Blue light therapy is a trending topic in the acne treatment world. It represents the closest thing to the holy grail of acne treatment: the ability to get rid of acne without any dangerous chemicals or harsh side effects that are all too common in the acne treatment world.
However, is blue light therapy a legitimate acne therapy? And what are the pros and cons of treatment? Keep reading to get the straight facts from Hugo Palomar.
How Blue Light Therapy Reduces Acne
Blue Light therapy is said to tackle acne from two methods. First, it helps reduce current acne lesions by destroying bacteria that cause acne. The blue light is said to have the capacity to destroy bacteria on the surface of the skin without harming the actual skin cells.

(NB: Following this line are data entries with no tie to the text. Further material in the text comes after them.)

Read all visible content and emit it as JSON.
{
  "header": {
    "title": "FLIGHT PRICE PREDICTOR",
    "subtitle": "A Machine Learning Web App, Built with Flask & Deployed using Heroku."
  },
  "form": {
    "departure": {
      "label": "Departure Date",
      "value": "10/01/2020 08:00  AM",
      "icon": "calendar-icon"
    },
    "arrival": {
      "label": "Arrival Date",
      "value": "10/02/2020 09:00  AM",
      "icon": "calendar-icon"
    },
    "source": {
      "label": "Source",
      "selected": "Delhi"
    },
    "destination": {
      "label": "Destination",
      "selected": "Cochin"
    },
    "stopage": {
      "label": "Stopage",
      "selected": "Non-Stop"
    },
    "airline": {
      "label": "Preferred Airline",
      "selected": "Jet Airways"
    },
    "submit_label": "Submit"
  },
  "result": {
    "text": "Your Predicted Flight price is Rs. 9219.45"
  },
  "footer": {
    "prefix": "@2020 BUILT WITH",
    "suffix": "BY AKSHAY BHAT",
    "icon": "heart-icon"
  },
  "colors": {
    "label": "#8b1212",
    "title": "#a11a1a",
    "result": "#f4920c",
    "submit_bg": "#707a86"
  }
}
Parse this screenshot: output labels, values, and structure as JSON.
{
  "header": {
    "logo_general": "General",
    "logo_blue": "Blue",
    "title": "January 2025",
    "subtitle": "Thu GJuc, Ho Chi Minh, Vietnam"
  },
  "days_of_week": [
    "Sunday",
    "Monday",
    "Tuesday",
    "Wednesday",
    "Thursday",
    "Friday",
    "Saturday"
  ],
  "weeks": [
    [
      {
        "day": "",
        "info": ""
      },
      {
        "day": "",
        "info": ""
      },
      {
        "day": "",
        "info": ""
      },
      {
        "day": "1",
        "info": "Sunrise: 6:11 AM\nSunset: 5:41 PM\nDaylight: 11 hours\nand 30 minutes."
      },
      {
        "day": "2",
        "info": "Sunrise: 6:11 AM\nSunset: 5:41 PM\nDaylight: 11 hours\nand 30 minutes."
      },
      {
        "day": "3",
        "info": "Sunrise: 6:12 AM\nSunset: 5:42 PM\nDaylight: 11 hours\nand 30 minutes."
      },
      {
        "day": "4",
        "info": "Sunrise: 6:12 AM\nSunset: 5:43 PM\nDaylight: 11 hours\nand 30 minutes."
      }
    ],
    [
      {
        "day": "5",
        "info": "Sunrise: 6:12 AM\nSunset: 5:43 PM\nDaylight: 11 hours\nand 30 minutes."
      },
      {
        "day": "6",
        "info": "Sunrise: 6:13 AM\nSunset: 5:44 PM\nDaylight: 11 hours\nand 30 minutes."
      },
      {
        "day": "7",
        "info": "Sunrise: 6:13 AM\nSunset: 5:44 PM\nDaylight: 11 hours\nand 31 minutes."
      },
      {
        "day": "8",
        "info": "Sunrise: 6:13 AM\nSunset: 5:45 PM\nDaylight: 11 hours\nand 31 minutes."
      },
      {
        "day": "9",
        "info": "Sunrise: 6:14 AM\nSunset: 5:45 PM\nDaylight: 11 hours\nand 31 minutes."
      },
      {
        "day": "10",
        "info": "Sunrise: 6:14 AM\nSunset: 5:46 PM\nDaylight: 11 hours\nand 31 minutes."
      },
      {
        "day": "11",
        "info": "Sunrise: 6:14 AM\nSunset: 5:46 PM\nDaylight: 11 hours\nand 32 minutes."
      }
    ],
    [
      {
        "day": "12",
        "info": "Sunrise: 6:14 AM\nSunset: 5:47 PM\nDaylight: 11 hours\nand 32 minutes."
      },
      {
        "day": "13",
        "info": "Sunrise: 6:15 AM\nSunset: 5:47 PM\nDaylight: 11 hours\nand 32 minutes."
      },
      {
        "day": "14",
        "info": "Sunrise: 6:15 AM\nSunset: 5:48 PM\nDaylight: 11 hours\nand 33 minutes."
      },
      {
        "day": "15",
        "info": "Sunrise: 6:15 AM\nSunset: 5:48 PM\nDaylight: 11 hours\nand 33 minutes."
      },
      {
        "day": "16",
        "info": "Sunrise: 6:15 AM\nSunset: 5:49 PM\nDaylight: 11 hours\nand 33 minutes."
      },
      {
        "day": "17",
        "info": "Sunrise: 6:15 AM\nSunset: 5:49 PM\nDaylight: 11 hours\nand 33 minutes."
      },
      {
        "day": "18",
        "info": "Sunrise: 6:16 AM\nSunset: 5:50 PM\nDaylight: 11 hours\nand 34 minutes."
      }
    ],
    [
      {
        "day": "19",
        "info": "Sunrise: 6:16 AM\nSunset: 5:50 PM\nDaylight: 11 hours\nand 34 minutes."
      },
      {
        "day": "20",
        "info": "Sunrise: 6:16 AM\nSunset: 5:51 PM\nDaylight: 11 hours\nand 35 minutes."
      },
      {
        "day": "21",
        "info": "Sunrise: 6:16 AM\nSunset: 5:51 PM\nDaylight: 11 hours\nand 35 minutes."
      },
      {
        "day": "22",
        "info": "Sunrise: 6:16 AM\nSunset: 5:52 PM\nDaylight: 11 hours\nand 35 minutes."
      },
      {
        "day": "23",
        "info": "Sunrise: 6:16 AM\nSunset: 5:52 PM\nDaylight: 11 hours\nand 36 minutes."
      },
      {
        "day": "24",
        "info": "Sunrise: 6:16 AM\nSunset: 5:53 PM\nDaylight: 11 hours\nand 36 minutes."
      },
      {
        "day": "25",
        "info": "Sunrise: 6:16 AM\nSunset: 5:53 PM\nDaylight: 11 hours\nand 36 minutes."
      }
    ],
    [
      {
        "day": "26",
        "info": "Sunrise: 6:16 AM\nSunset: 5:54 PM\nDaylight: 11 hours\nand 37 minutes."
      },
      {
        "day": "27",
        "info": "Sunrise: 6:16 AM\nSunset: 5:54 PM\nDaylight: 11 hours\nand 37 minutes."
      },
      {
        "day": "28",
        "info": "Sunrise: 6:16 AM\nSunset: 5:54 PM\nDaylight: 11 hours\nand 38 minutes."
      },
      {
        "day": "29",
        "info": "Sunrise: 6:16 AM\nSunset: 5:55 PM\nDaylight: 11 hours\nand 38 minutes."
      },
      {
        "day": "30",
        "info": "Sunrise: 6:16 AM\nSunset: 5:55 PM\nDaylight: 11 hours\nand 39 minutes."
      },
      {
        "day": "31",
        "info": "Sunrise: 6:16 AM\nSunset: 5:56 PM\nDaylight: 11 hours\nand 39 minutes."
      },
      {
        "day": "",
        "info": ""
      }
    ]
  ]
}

Secondly, blue light therapy helps prevent future breakouts by reducing the activity of sebaceous glands. These glands are what secrete skin oils. Given that these oils are commonly responsible for pore blockages, decreasing secretions is a good way to prevent future breakouts.
Does It Work?
While not enough research has been done to conclusively state the effectiveness (or lack thereof) of blue light therapy, plenty of doctor’s offices and spa centers are offering this therapy.
I dug around and read as much anecdotal evidence and personal stories and as you can imagine the results varied from person to person. Some people thought it was great, whereas others reported modest improvement without total clearance of acne. The general consensus was that it worked, but most people seemed to think it would work better given the high cost. You do not always get what you pay for it seems.
The Cost of Treatment
The major gripe of people who have received blue light therapy is not that it is ineffective but for the cost it is not effective enough. Given that a single session can cost several hundred dollars and a standard practice is weekly treatments followed by monthly maintenance sessions, you can see why.
After all, a lot of people expected complete and total acne remission when they are putting up $1,000 for the first month then a few hundred dollars a month afterwards. To only get modest improvement in acne when spending that kind of money is no doubt disappointing.
The Bottom Line
The bottom line is that while this therapy does seem to work, it is only for the rich and famous. If you do not mind spending x,xxx a year on acne treatments, then by all means use blue light therapy. If you have a normal budget like the rest of us you are going to have to stick to regular OTC acne treatments.